The Kleine Geists were constructed from long strands of wax twisted together in the form of spirals, before being immersed in a liquid wax, scaled up, and cast in either bronze, mirror-finished aluminium or steel. The unique style and posture of each individual figurine was therefore directly invoked during their creation, born of the artist’s experimental interaction with the material in the moment. Although dramatically magnified in size, the Großer Geist still convey the same palpable tactility that resulted from their intuitive inception. By casting these forms into such solid, permanent industrial materials, Schütte forges a compelling dialogue between his solid, earthbound materials and the precarious, ethereal beings to which they give rise. “You have to create a balance between the big things on one hand,” he told Hans Ulrich Obrist, “which you need to accompany strategically and which are not physically taxing, and the small, lyrical, handmade things on the other.” (T. Schütte, quoted in H. Ulrich Obrist, ‘Reality Production’, Mousse Magazine, accessed at

The method by which the Geisters are created are exemplary of the thread of experimentation and delight in materials that runs consistently through Schütte’s works. “The form mostly comes from dealing with technical problems, and the material,” the artist has said (T. Schütte, quoted in interview with J. Lingwood in J. Heynen (ed.), Thomas Schütte, London, 1998, p. 22). Studying under some of the most important and pioneering artists of the 20th century, notably Gerhard Richter, Gunther Uecker, and Blinky Palermo at the Kunstakademie Düsseldorf in the 1970s, Schütte has helped move contemporary art beyond the predominantly minimalist and conceptual concerns of the previous generation. Although he has used a variety of different media since his student days, including painting and photography, Schütte has spoken of how he does not like to distinguish between them. Viewing each strand as interchangeable and mutually dependent, the artist explains that they “all work off each other--in a kind of balance of contradictions.” (T. Schütte, ibid., p. 31).

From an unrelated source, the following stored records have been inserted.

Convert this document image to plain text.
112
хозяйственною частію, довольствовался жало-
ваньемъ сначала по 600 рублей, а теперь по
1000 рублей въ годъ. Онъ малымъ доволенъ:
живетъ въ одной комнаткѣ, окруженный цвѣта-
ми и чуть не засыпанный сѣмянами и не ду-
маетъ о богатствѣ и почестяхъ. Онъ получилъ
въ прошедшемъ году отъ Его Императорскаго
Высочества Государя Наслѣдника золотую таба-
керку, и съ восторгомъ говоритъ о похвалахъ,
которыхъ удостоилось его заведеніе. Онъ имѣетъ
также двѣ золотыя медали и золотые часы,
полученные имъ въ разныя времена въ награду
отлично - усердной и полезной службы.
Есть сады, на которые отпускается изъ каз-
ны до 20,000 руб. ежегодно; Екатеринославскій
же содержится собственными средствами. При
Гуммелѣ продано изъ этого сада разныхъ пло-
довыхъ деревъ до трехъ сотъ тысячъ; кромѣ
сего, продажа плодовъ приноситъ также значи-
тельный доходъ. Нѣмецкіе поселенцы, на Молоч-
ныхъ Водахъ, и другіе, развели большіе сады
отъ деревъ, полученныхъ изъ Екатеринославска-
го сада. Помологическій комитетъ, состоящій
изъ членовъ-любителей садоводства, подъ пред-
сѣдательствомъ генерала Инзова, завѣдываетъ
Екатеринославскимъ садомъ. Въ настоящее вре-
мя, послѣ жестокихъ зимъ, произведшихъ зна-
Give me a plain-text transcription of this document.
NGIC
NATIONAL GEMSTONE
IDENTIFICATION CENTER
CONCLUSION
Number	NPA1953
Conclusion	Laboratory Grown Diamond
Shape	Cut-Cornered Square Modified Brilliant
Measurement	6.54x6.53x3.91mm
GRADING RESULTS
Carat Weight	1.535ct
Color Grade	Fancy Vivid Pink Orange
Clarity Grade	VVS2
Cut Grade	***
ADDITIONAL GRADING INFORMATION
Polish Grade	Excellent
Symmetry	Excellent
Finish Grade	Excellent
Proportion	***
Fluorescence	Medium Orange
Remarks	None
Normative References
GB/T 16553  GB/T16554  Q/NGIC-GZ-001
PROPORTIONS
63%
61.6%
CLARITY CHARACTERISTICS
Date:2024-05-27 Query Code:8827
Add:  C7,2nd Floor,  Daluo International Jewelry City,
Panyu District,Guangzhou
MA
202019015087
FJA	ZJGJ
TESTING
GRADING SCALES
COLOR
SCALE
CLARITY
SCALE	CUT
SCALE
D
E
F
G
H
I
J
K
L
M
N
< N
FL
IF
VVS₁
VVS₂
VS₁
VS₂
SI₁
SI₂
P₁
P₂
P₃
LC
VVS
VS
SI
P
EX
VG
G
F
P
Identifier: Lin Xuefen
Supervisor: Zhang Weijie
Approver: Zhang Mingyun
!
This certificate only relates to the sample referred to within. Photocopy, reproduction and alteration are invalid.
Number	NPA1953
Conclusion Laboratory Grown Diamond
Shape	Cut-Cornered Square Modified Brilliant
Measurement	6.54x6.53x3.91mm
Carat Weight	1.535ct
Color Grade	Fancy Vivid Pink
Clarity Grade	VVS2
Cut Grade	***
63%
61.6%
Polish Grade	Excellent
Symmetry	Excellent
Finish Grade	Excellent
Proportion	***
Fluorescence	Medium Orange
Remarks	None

These contrasting forces are at their most compelling in Großer Geist Nr. 6., and it is easy to see why Schütte has spoken of the creation of these much admired works almost as a life giving process: “I would rather talk with my hands and through forms and let these creatures live their own lives and tell their own stories. Avoiding certain fixed positions is important to me, avoiding being too classical or too predictable. I always hope that in the end the work will be physically present. That the works lead to essential questions is important.”(T. Schütte, quoted in Thomas Schütte, London, 1998, p. 22). Encasing dynamism and movement within immoveable steel, Großer Geist Nr. 6 almost evokes an act of transcendence, as if the steel structure is the last remaining trace of the spirit that may have once inhabited it.